“No tengo nada para dar”
“Por tanto, si hay algún consuelo en Cristo, si algún estímulo de amor, si alguna comunión del Espíritu, si algún afecto entrañable, si alguna misericordia, completad mi gozo, sintiendo lo mismo, teniendo el mismo amor, unánimes, sintiendo una misma cosa” (Filipenses 2:1, 2).
En el capítulo 2 de Filipenses, el apóstol Pablo alienta a vivir un cristianismo auténtico. No hacer nada por interés personal, ni por vanidad, no considerarse superiores a los demás; por el contrario: preocuparse y ocuparse por los intereses ajenos.
Y ¿cómo es eso posible? Pablo indica a Jesucristo como inspiración y modelo: aquel que dejó la gloria que tenía en el cielo, que asumió la humanidad, que vivió en humildad y en obediencia y fue capaz de morir en nuestro favor.
Pablo dice también que debemos cuidar nuestra salvación y, aunque es Dios quien produce en nosotros el deseo de amarlo, tenemos el compromiso de vivir de modo puro, irreprensible, huyendo de la perversión y de la corrupción, siendo luz en el mundo.
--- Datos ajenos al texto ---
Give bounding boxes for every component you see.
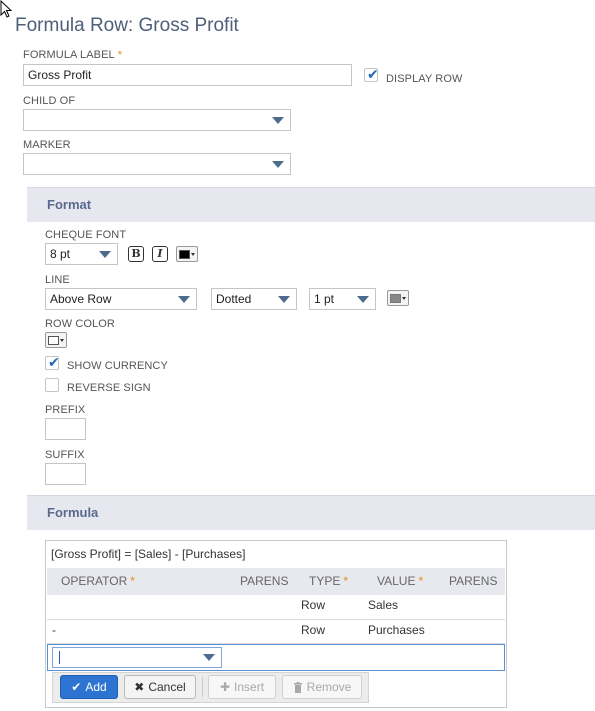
page-title: Formula Row: Gross Profit	[15, 15, 239, 36]
show-currency-label: SHOW CURRENCY	[67, 360, 168, 372]
marker-select[interactable]	[23, 153, 291, 175]
col-operator: OPERATOR *	[61, 574, 135, 588]
required-marker: *	[117, 49, 123, 61]
row-color-label: ROW COLOR	[45, 318, 115, 330]
col-parens-close: PARENS	[449, 574, 498, 588]
row-value: Sales	[368, 598, 399, 612]
reverse-sign-checkbox[interactable]	[45, 378, 59, 392]
row-color-picker[interactable]	[45, 332, 67, 348]
row-divider	[47, 619, 505, 620]
chevron-down-icon	[203, 654, 215, 661]
formula-label-input[interactable]: Gross Profit	[23, 64, 352, 86]
show-currency-checkbox[interactable]: ✔	[45, 354, 60, 370]
chevron-down-icon	[272, 117, 284, 124]
prefix-label: PREFIX	[45, 404, 86, 416]
checkmark-icon: ✔	[48, 354, 60, 370]
display-row-checkbox[interactable]: ✔	[364, 66, 379, 82]
chevron-down-icon	[60, 338, 64, 342]
formula-label-caption: FORMULA LABEL *	[23, 49, 123, 61]
chevron-down-icon	[402, 296, 406, 300]
font-color-picker[interactable]	[176, 246, 198, 262]
chevron-down-icon	[272, 161, 284, 168]
line-width-select[interactable]: 1 pt	[309, 288, 376, 310]
formula-grid: [Gross Profit] = [Sales] - [Purchases] O…	[45, 540, 507, 708]
suffix-input[interactable]	[45, 463, 86, 485]
formula-section-header[interactable]: Formula	[27, 495, 595, 530]
insert-button[interactable]: ✚ Insert	[208, 675, 276, 699]
format-section-title: Format	[47, 197, 92, 212]
remove-button[interactable]: Remove	[282, 675, 362, 699]
col-parens-open: PARENS	[240, 574, 289, 588]
cheque-font-label: CHEQUE FONT	[45, 229, 127, 241]
child-of-select[interactable]	[23, 109, 291, 131]
row-type: Row	[301, 598, 326, 612]
checkmark-icon: ✔	[367, 66, 379, 82]
prefix-input[interactable]	[45, 418, 86, 440]
bold-button[interactable]: B	[128, 246, 144, 262]
formula-expression: [Gross Profit] = [Sales] - [Purchases]	[51, 547, 246, 561]
line-style-select[interactable]: Dotted	[211, 288, 297, 310]
line-position-select[interactable]: Above Row	[45, 288, 197, 310]
format-section-header[interactable]: Format	[27, 187, 595, 222]
row-operator: -	[52, 623, 56, 637]
display-row-label: DISPLAY ROW	[386, 73, 463, 85]
line-color-picker[interactable]	[387, 290, 409, 306]
operator-select[interactable]	[52, 647, 222, 668]
chevron-down-icon	[191, 252, 195, 256]
marker-label: MARKER	[23, 139, 71, 151]
child-of-label: CHILD OF	[23, 95, 76, 107]
row-value: Purchases	[368, 623, 425, 637]
chevron-down-icon	[178, 296, 190, 303]
italic-button[interactable]: I	[152, 246, 168, 262]
line-color-swatch	[390, 293, 401, 303]
col-type: TYPE *	[309, 574, 349, 588]
chevron-down-icon	[278, 296, 290, 303]
mouse-pointer-icon	[0, 0, 13, 18]
close-icon: ✖	[134, 680, 145, 694]
reverse-sign-label: REVERSE SIGN	[67, 382, 151, 394]
button-separator	[202, 677, 203, 697]
cancel-button[interactable]: ✖ Cancel	[124, 675, 196, 699]
grid-header: OPERATOR * PARENS TYPE * VALUE * PARENS	[47, 568, 505, 595]
checkmark-icon: ✔	[71, 680, 82, 694]
plus-icon: ✚	[219, 680, 231, 694]
chevron-down-icon	[357, 296, 369, 303]
col-value: VALUE *	[377, 574, 424, 588]
formula-section-title: Formula	[47, 505, 99, 520]
chevron-down-icon	[99, 251, 111, 258]
add-button[interactable]: ✔ Add	[60, 675, 118, 699]
text-caret	[59, 651, 60, 665]
trash-icon	[293, 681, 302, 693]
font-size-select[interactable]: 8 pt	[45, 243, 118, 265]
line-label: LINE	[45, 274, 70, 286]
row-color-swatch	[48, 335, 59, 345]
suffix-label: SUFFIX	[45, 449, 85, 461]
font-color-swatch	[179, 249, 190, 259]
row-type: Row	[301, 623, 326, 637]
En una sociedad en la que la mayoría de la gente busca satisfacer sus propios intereses, Dios nos desafía a imitar a Cristo: a fin de ser luces para las personas, encaminándolas a Dios con nuestro ejemplo.
El Pr. Enrique Chaij publicó la historia de aquel predicador en Escocia que levantaba fondos para la construcción de un templo. Para su sorpresa, encontró en el alfolí de las ofrendas un papel doblado con la siguiente inscripción: “No tengo nada para dar, a no ser mi propia vida”. Lo firmaba un tal David Livingstone, quien llegó a ser médico y misionero en el corazón de África superando con creces las más grande de las donaciones.
Su admirable labor como explorador, médico y misionero proveyó un futuro mejor para los africanos, tanto que cuando murió (en 1873) los nativos exigieron que su corazón quedara con ellos, como recuerdo perenne de una vida dedicada y comprometida en favor del bienestar ajeno.
Y así sucedió. Mientras que el cuerpo inerte del gran benefactor fue llevado a la abadía de Westminster, en Londres, su corazón fue sepultado en tierras africanas. El que no había tenido nada para dar se dio a sí mismo.
Elena de White, refiriéndose a la actitud y la conducta del gran reformador Martín Lutero, relata lo que él escribió en una carta: “Heme aquí, dispuesto a sufrir la reprobación de su alteza y el enojo del mundo entero […] ¿no deberé, si es necesario, dar mi vida por amor de ellos” (El conflicto de los siglos, p. 172).
Como Pablo, como Livingstone y como Lutero, nosotros demos también nuestra vida por los demás. Nunca olvides que Jesús la dio por ti.